The common facial vein (CFV) is located by making a diagonal cervical incision across the anterior border of the sternocleidomastoid at or just below the level of the angle of the mandible (the CFV may be as far as ≈ 2 cm below this point). The platysma is divided, and the CFV is located as it joins the internal jugular vein (IJV) at the level of the hyoid bone. The CFV is cannulated with the atrial tubing and is secured with a snug ligature close to the junction with the IJV. If the CFV is not suitable, a purse-string suture is placed directly in the IJV, and the IJV is then opened in the center of the purse string and cannulated.
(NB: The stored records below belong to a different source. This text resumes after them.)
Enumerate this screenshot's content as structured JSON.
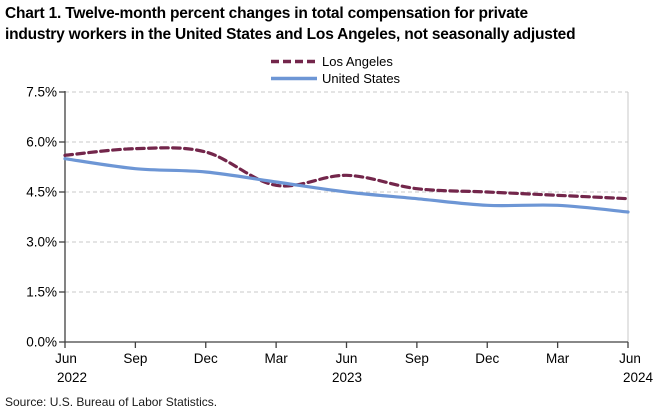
{
  "title_line1": "Chart 1. Twelve-month percent changes in total compensation for private",
  "title_line2": "industry workers in the United States and Los Angeles, not seasonally adjusted",
  "source_note": "Source: U.S. Bureau of Labor Statistics.",
  "legend": {
    "items": [
      {
        "label": "Los Angeles",
        "swatch": "dashed-line-swatch"
      },
      {
        "label": "United States",
        "swatch": "solid-line-swatch"
      }
    ]
  },
  "chart_data": {
    "type": "line",
    "title": "Chart 1. Twelve-month percent changes in total compensation for private industry workers in the United States and Los Angeles, not seasonally adjusted",
    "categories": [
      "Jun 2022",
      "Sep 2022",
      "Dec 2022",
      "Mar 2023",
      "Jun 2023",
      "Sep 2023",
      "Dec 2023",
      "Mar 2024",
      "Jun 2024"
    ],
    "series": [
      {
        "name": "Los Angeles",
        "values": [
          5.6,
          5.8,
          5.7,
          4.7,
          5.0,
          4.6,
          4.5,
          4.4,
          4.3
        ],
        "color": "#73264B",
        "style": "dashed"
      },
      {
        "name": "United States",
        "values": [
          5.5,
          5.2,
          5.1,
          4.8,
          4.5,
          4.3,
          4.1,
          4.1,
          3.9
        ],
        "color": "#6D96D5",
        "style": "solid"
      }
    ],
    "ylim": [
      0,
      7.5
    ],
    "yticks": [
      7.5,
      6.0,
      4.5,
      3.0,
      1.5,
      0.0
    ],
    "ytick_labels": [
      "7.5%",
      "6.0%",
      "4.5%",
      "3.0%",
      "1.5%",
      "0.0%"
    ],
    "x_tick_labels": [
      "Jun",
      "Sep",
      "Dec",
      "Mar",
      "Jun",
      "Sep",
      "Dec",
      "Mar",
      "Jun"
    ],
    "x_year_labels": [
      "2022",
      "2023",
      "2024"
    ],
    "grid": "horizontal-dashed",
    "gridline_color": "#C9C9C9",
    "axis_color": "#404040",
    "legend_position": "top-center",
    "ylabel": "",
    "xlabel": ""
  }
}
May be utilized in adults (and possibly peds). The IJV is catheterized using the Seldinger technique60 with a guide-wire and needle through a stab incision at the anterior margin of the SCM. Fluoroscopy is used to place the tip of the wire at the desired location (see below). A No. 13 French peel-away introducer and dilator are then inserted over the wire, which is then bent at the skin edge and with- drawn61 (for a pediatric case: may use a No. 7 French introducer with a 1.5 mm O.D. lumboperitoneal catheter for the distal atrial catheter). The atrial catheter is cut to the length of the wire distal to the bend, and the catheter is then threaded into the introducer. The position of the catheter tip should again be confirmed (e.g. with radio-opaque contrast under fluoroscopy). A short skin incision is then made starting at the point where the catheter penetrates the skin to permit subcutaneous tunneling of the tubing.
If the catheter repeatedly goes down the wrong vessel (e.g. the subclavian vein), a “J” guidewire may help. Also, rotating the head to a more neutral position sometimes works. The ideal location of the distal tip is in the right atrium (unlike the location for central catheters in the superior vena cava (SVC)) so that the turbulent blood flow will reduce the risk of thrombus formation. The tip may enter the right atrium but must not penetrate the tricuspid valve. A number of methods for optimal placement of the distal shunt tip may be employed, and include:
1. using an intraoperative chest X-ray to locate the tip between the level of T6–8 vertebra in an adult. In a growing child, initially insert to ≈ the T10 level. This method is subject to error due to malalignment of the X-ray beam (parallax error)
2. place the tip near the level described above, then inject iodinated contrast, e.g. 20 ml of Omnipaque 180 (iohexol) under intraoperative fluoroscopy to locate the tip in right atrium
3. fill the catheter with normal or 3% saline and use the catheter as an EKG electrode. The P-wave changes from a downward to a biphasic morphology as the tip enters the atrium. A sharp upward deflection occurs as the tricuspid valve is approached. Some recommend advancing the tip to maximal P-wave amplitude and then backing off a centimeter or two
4. fill the catheter with heparinized saline (1–5 U per cc NS) and measure the pressure as the tip is advanced, leave tip just short of where atrial pressure tracing occurs
5. utilizing intraoperative echocardiography
A growing patient is followed with annual CXRs. When the catheter tip is above ≈ T4, the catheter must be lengthened or converted to a VP shunt.